Turquia é maior cliente do café brasileiro no Oriente Médio e dribla guerra - Café Cotação


O café brasileiro no Oriente Médio segue presente em todos os países da região, ainda que com variações nos volumes importados. No entanto, a escalada de conflitos, especialmente envolvendo o Irã, alterou o ritmo das exportações nos primeiros meses de 2026, reduzindo o fôlego dos embarques entre fevereiro e março.

Em matéria recente da CNN Agro, com dados compilados pelo Cecafé, países com rotas comerciais alternativas conseguiram sustentar as compras, como Turquia, Jordânia e Líbano. Já outros mercados apresentaram retração mais evidente, refletindo os impactos diretos e indiretos da instabilidade geopolítica.

Conflito pressiona exportações e muda dinâmica regional

De forma geral, os embarques vinham em trajetória relativamente estável no início do ano. Janeiro abriu o período com volumes consistentes, enquanto fevereiro manteve ou ampliou os números para parte relevante dos destinos.

Em março, porém, ocorre uma inflexão: a maioria dos países reduz as compras, tanto em volume quanto em valor. O movimento é mais visível em mercados tradicionais como Arábia Saudita, Emirados Árabes Unidos e Egito, que concentram parcela significativa das importações do café brasileiro.

Nesses destinos, embarques que variavam entre 20 mil e 40 mil sacas em fevereiro registraram queda relevante no mês seguinte, acompanhados por recuo na receita cambial, em alguns casos na casa de milhões de dólares.

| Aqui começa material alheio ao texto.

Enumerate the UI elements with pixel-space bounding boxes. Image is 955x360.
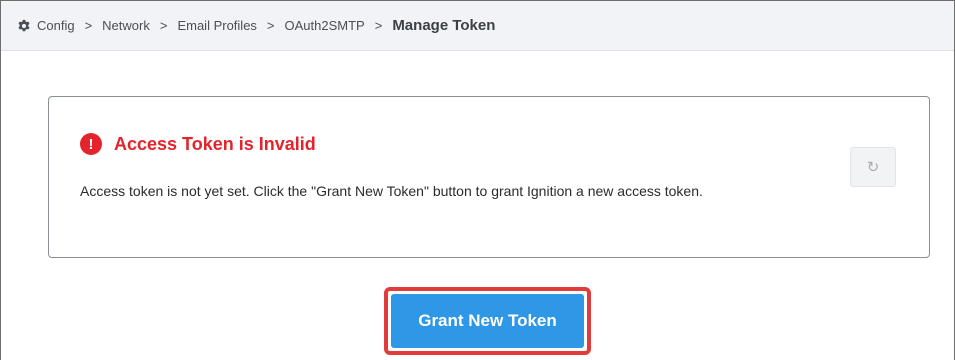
breadcrumb-separator: > [159,18,168,33]
refresh-icon: ↻ [866,159,880,176]
breadcrumb-separator: > [84,18,93,33]
breadcrumb-item-email-profiles[interactable]: Email Profiles [177,18,256,33]
breadcrumb-label[interactable]: Config [37,18,75,33]
breadcrumb-separator: > [374,18,383,33]
status-title: Access Token is Invalid [114,133,316,154]
breadcrumb-item-oauth2smtp[interactable]: OAuth2SMTP [285,18,365,33]
status-heading: ! Access Token is Invalid [80,133,316,155]
breadcrumb-item-config[interactable]: Config [17,18,75,33]
refresh-button[interactable]: ↻ [850,147,896,187]
gear-icon [18,19,30,31]
breadcrumb: Config > Network > Email Profiles > OAut… [1,1,954,51]
alert-circle-icon: ! [80,133,102,155]
page-title: Manage Token [392,17,496,34]
token-status-card: ! Access Token is Invalid Access token i… [48,96,930,258]
breadcrumb-item-network[interactable]: Network [102,18,150,33]
page-frame: Config > Network > Email Profiles > OAut… [0,0,955,360]
grant-button-highlight: Grant New Token [384,287,591,355]
status-message: Access token is not yet set. Click the "… [80,183,703,199]
grant-new-token-button[interactable]: Grant New Token [391,294,584,348]
breadcrumb-separator: > [266,18,275,33]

Café brasileiro no Oriente Médio: Turquia se destaca entre os principais compradores

Entre os 15 países que compõem o Oriente Médio, a Turquia lidera as compras de café verde brasileiro no primeiro trimestre de 2026, destoando do comportamento observado em outras nações da região.

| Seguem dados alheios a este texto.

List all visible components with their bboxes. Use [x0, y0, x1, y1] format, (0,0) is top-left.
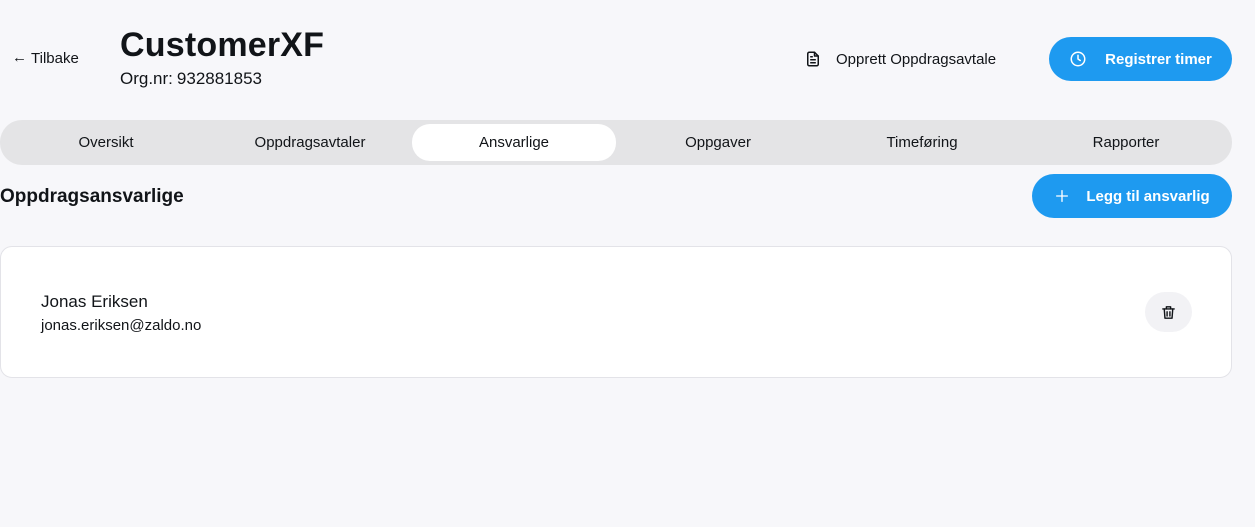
tab-bar: Oversikt Oppdragsavtaler Ansvarlige Oppg…	[0, 120, 1232, 165]
add-responsible-button[interactable]: Legg til ansvarlig	[1032, 174, 1232, 218]
delete-responsible-button[interactable]	[1145, 292, 1192, 332]
tab-rapporter[interactable]: Rapporter	[1024, 124, 1228, 161]
document-icon	[804, 50, 822, 68]
tab-timeforing[interactable]: Timeføring	[820, 124, 1024, 161]
create-agreement-button[interactable]: Opprett Oppdragsavtale	[804, 46, 996, 72]
create-agreement-label: Opprett Oppdragsavtale	[836, 50, 997, 68]
responsible-name: Jonas Eriksen	[41, 292, 148, 311]
org-number: Org.nr: 932881853	[120, 68, 324, 90]
clock-icon	[1069, 50, 1087, 68]
tab-oversikt[interactable]: Oversikt	[4, 124, 208, 161]
register-hours-button[interactable]: Registrer timer	[1049, 37, 1232, 81]
register-hours-label: Registrer timer	[1105, 50, 1212, 68]
tab-oppdragsavtaler[interactable]: Oppdragsavtaler	[208, 124, 412, 161]
add-responsible-label: Legg til ansvarlig	[1086, 187, 1210, 205]
tab-oppgaver[interactable]: Oppgaver	[616, 124, 820, 161]
back-link[interactable]: ← Tilbake	[12, 48, 79, 68]
arrow-left-icon: ←	[12, 49, 27, 66]
org-number-value: 932881853	[176, 69, 262, 88]
page-title: CustomerXF	[120, 26, 325, 64]
tab-ansvarlige[interactable]: Ansvarlige	[412, 124, 616, 161]
customer-page: ← Tilbake CustomerXF Org.nr: 932881853 Op…	[0, 0, 1255, 527]
responsible-card: Jonas Eriksen jonas.eriksen@zaldo.no	[0, 246, 1232, 378]
trash-icon	[1160, 304, 1177, 321]
org-number-label: Org.nr:	[120, 69, 173, 88]
responsible-email: jonas.eriksen@zaldo.no	[41, 317, 202, 334]
back-label: Tilbake	[31, 49, 79, 67]
section-title: Oppdragsansvarlige	[0, 186, 184, 207]
plus-icon	[1054, 188, 1070, 204]
customer-title-block: CustomerXF Org.nr: 932881853	[120, 24, 324, 90]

Em janeiro, o Brasil embarcou 102,7 mil sacas de 60 kg para o país, com receita de US$ 42,5 milhões. Em fevereiro, houve leve alta para 111,3 mil sacas e US$ 42,7 milhões. Já em março, mesmo diante do cenário de maior instabilidade, os embarques avançaram para 157,5 mil sacas, gerando US$ 61,4 milhões — crescimento tanto em volume quanto em valor.

Movimentos pontuais e recomposição de estoques

No Líbano, os dados mostram um comportamento distinto, com forte alta entre janeiro e fevereiro, seguida de estabilização em março. O país importou 7,1 mil sacas em janeiro, avançou para 34,3 mil em fevereiro e manteve volume próximo no mês seguinte, com 33,5 mil sacas.

A dinâmica sugere recomposição de estoques ou antecipação de compras diante da incerteza regional. Ainda assim, houve leve recuo na receita em março, indicando ajustes nas condições comerciais.

Impactos vão além do volume embarcado

Outro ponto relevante é que a retração não se limita à quantidade exportada, mas também afeta o valor gerado. Isso indica influência de fatores como renegociação de contratos, adiamento de pedidos e maior cautela por parte dos importadores.

Cenário incerto e tendência para os próximos meses

Caso o ambiente de instabilidade persista, a tendência é de manutenção de um ritmo mais moderado nos embarques no curto prazo. A recomposição mais consistente das exportações deve depender de maior previsibilidade logística, estabilidade nas rotas comerciais e redução dos custos associados ao comércio internacional.